La péricope PER357 analyse la mort de Jésus sur la croix au Golgotha, le vendredi 1er avril 33 vers 15h, à partir des quatre récits évangéliques. Matthieu et Marc sont très proches ; Luc rapporte les dernières paroles de Jésus et la réaction du centurion ; Jean, témoin direct, précise les événements post-mortem et leur accomplissement prophétique. L'article intègre une chronologie précise des trois jours et trois nuits selon le calendrier juif.

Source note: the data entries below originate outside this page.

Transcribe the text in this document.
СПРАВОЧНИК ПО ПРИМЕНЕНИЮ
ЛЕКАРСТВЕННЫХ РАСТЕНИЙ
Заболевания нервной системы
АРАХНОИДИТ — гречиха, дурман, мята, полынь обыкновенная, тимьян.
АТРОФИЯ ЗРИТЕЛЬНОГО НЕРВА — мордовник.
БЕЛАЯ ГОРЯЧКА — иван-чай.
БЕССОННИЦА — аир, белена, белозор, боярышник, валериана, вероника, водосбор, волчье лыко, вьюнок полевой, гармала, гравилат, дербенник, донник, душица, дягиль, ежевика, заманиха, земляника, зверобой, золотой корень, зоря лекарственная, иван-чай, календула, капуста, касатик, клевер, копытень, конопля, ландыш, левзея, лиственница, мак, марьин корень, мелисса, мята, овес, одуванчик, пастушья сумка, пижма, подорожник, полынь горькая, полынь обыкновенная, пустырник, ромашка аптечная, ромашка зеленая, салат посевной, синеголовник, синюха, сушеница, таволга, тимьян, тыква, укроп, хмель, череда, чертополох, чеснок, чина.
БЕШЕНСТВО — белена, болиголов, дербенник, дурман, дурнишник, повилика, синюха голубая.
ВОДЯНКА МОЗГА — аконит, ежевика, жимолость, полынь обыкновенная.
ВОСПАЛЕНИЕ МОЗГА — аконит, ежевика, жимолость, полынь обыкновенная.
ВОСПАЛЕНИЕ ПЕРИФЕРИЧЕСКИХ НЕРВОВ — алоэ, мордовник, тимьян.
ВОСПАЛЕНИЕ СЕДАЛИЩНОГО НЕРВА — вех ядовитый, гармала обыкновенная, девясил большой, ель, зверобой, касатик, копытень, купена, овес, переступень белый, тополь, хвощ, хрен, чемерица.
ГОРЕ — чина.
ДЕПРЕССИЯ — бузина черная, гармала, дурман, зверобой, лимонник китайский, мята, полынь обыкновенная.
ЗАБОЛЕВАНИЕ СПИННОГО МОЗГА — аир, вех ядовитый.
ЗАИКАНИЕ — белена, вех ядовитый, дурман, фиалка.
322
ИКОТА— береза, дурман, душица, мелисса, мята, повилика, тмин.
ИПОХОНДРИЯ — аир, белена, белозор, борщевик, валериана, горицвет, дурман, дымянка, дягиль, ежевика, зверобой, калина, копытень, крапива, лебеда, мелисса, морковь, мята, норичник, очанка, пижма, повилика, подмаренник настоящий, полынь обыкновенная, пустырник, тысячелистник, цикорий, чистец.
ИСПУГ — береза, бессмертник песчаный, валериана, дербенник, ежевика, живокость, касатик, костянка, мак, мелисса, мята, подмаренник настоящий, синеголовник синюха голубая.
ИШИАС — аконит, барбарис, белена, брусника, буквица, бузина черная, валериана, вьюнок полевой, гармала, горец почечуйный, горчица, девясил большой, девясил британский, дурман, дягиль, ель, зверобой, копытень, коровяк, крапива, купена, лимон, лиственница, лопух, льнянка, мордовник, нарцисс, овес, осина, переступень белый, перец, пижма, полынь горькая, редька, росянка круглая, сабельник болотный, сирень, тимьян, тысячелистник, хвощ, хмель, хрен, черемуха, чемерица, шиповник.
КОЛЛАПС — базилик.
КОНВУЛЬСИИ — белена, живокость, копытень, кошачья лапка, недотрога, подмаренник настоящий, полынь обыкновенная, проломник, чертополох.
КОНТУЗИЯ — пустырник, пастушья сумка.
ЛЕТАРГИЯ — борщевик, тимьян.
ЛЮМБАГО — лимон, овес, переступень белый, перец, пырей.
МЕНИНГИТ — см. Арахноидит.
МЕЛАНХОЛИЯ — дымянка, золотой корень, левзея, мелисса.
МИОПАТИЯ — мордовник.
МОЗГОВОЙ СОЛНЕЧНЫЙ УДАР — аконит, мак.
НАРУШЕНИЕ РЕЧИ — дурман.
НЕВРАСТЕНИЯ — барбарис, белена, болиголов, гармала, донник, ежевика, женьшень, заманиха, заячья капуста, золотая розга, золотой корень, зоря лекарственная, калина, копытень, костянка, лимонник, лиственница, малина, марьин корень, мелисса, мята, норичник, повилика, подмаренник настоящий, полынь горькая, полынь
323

Marc 15.33-37 (Louis Segond S21) :
A midi, il y eut des ténèbres sur tout le pays, jusqu'à trois heures de l'après-midi.Et à trois heures de l'après-midi, Jésus s'écria d'une voix forte: «Eloï, Eloï, lama sabachthani?» – ce qui signifie: Mon Dieu, mon Dieu, pourquoi m'as-tu abandonné?Quelques-uns de ceux qui étaient là, après l'avoir entendu, disaient: «Voici qu'il appelle Elie.»Et l'un d'eux courut remplir une éponge de vinaigre; il la fixa à un roseau et lui donna à boire en disant: «Laissez donc, voyons si Elie viendra le descendre de là.»Cependant, Jésus poussa un grand cri et expira.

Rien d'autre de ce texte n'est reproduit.